The problem specification, in effect, defines for us the size of the (weighted) population of responses. In other words, len(choices)
is really some constant L
.
choices = [ generate(n) for n in range(L)]
n = computeIndex(seed_bits, L)
return choices[n]
which in turn can be simplified to
n = computeIndex(seed_bits, L)
return generate(n)
Which is to say, we don't need to pass around a bunch of data structures if we can calculate which response is in the nth place.
Notice that while generate(n)
still has arbitrary behavior, there are definitive assertions we can make about the data structure [generate(n) for n in range(L)]
.
Refactoring a bit to clean things up, we might have
def randomListOfIntegers():
seed_bits = generalPurpose.random_bits()
n = computeIndex(seed_bits, L)
return generateListOfIntegers(n)
Note that this skeleton hasn't "emerged" from a writing out a bunch of tests and refactoring, but instead from thinking about the problem and the choices that we need to consider in order to "control the gap between decision and feedback".
It's probably fair to call this a "spike" - a sandbox exercise that we use to better understand the problem we are trying to solve.
The same number doesn’t appear twice
An awareness of combinatorics is going to help here.
Basic idea: we can compute the set of all possible arrangements of 4 unique elements of the set [0,1,2,3,4,5,6,7,8,9,10], and we can use a technique called squashed ordering to produce a specific subset of them.
Here, we'd probably want to handle the special case of 3
a bit more carefully. The rough skeleton is going to look something like
def generateListOfIntegers(n):
other_numbers = [0,1,2,4,5,6,7,8,9,10]
has3, hasLength3, k = decode(n)
if has3:
if hasLength3:
# 45 distinct candidates
assert 0 <= k < 45
return [3] choose(other_numbers, 2, k)
else:
# 120 distinct candidates
assert 0 <= k < 120
return [3] choose(other_numbers, 3, k)
else:
if hasLength3:
# 120 distinct candidates
assert 0 <= k < 120
return choose(other_numbers, 3, k)
else:
# 210 distinct candidates
assert 0<= k < 210
return choose(other_numbers, 4, k)
Where choose(other_numbers, j, k)
returns the kth
subset of other_numbers with j
total elements, and decode(n)
has the logic necessary to ensure that the population weights come out right.
The behavior of choose
is arbitrary, but there is a "natural" order to the progression of subsets (ie, you can "sort" them), so it's reasonable to arbitrarily use the sorted order.

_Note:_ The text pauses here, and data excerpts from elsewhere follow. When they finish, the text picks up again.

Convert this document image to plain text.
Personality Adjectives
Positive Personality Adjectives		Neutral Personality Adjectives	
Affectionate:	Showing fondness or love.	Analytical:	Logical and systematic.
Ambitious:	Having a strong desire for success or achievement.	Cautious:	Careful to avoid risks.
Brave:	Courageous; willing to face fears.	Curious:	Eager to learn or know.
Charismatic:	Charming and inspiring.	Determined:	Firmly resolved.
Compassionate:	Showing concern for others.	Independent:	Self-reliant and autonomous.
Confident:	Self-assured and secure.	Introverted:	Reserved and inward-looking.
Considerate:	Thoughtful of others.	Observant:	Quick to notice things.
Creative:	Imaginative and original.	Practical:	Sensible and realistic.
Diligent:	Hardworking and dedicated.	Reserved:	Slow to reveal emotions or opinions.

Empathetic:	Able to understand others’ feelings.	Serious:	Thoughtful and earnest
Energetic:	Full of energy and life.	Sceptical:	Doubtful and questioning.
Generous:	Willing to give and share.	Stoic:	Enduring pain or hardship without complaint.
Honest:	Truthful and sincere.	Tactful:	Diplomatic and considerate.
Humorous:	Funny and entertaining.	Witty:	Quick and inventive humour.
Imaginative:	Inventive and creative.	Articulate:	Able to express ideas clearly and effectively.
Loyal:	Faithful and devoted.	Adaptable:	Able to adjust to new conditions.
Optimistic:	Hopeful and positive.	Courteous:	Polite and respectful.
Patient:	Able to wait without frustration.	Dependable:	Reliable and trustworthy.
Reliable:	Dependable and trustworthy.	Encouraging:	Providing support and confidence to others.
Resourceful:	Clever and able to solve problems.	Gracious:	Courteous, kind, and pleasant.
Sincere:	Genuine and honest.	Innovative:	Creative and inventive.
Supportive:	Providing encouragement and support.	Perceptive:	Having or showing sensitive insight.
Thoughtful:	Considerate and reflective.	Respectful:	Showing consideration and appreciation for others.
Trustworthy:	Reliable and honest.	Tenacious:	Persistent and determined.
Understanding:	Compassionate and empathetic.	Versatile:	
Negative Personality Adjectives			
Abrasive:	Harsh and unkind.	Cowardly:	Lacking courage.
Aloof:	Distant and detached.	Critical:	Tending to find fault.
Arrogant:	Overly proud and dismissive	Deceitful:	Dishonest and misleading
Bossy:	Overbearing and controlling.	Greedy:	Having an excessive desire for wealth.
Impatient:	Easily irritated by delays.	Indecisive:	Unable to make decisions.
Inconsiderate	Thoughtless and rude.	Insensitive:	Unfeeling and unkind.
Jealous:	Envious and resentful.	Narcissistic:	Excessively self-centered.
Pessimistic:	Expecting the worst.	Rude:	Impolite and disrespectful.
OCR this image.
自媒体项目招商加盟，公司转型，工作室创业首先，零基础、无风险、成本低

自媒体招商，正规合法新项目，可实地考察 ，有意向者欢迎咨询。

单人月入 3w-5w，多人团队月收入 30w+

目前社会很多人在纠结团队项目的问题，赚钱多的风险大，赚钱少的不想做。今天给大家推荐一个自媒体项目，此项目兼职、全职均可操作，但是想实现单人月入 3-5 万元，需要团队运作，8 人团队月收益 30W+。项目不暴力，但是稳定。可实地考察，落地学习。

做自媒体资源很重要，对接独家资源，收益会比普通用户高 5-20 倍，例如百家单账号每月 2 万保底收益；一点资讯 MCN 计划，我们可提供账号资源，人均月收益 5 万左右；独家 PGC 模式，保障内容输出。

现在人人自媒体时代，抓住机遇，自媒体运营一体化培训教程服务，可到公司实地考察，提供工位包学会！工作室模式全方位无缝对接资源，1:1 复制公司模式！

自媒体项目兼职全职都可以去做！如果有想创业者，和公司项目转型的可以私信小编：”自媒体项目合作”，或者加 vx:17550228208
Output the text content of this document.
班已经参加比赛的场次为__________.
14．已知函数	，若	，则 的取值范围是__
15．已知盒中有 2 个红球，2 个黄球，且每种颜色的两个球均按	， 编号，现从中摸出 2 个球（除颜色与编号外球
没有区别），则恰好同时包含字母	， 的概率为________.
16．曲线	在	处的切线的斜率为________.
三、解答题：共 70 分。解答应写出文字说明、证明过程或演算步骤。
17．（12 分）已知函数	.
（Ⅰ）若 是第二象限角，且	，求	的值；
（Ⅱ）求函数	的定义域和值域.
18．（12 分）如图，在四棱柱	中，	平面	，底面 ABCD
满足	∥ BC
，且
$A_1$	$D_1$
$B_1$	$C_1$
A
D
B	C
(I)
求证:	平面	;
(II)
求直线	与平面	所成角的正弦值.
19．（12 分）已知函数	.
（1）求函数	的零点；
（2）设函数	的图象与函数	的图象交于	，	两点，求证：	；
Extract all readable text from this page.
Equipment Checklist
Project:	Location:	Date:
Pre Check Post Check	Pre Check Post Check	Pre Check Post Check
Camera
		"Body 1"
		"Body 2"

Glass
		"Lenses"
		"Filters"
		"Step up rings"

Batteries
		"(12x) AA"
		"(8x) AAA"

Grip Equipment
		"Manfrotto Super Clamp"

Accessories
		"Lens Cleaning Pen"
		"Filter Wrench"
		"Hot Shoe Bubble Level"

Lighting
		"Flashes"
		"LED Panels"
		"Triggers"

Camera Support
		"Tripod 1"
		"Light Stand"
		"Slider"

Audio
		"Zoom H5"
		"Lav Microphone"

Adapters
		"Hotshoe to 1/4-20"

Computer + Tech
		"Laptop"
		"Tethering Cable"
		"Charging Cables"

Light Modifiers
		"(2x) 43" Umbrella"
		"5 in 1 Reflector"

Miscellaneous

It's probably also worth noticing that choose
is very general purpose - the list we pass in could be just about anything, and it really doesn't care what you do with the answer. Compare that with decode
, where our definition of the "right" behavior is tightly coupled to its consumption by generateListOfNumbers
.
You may want to review Peter Seiber's Fischer Chess Exercise, to see the different approaches people were taking when TDD was new. Warning, the threading is horribly broken now, so you may need to sift through multiple threads to find all the good bits.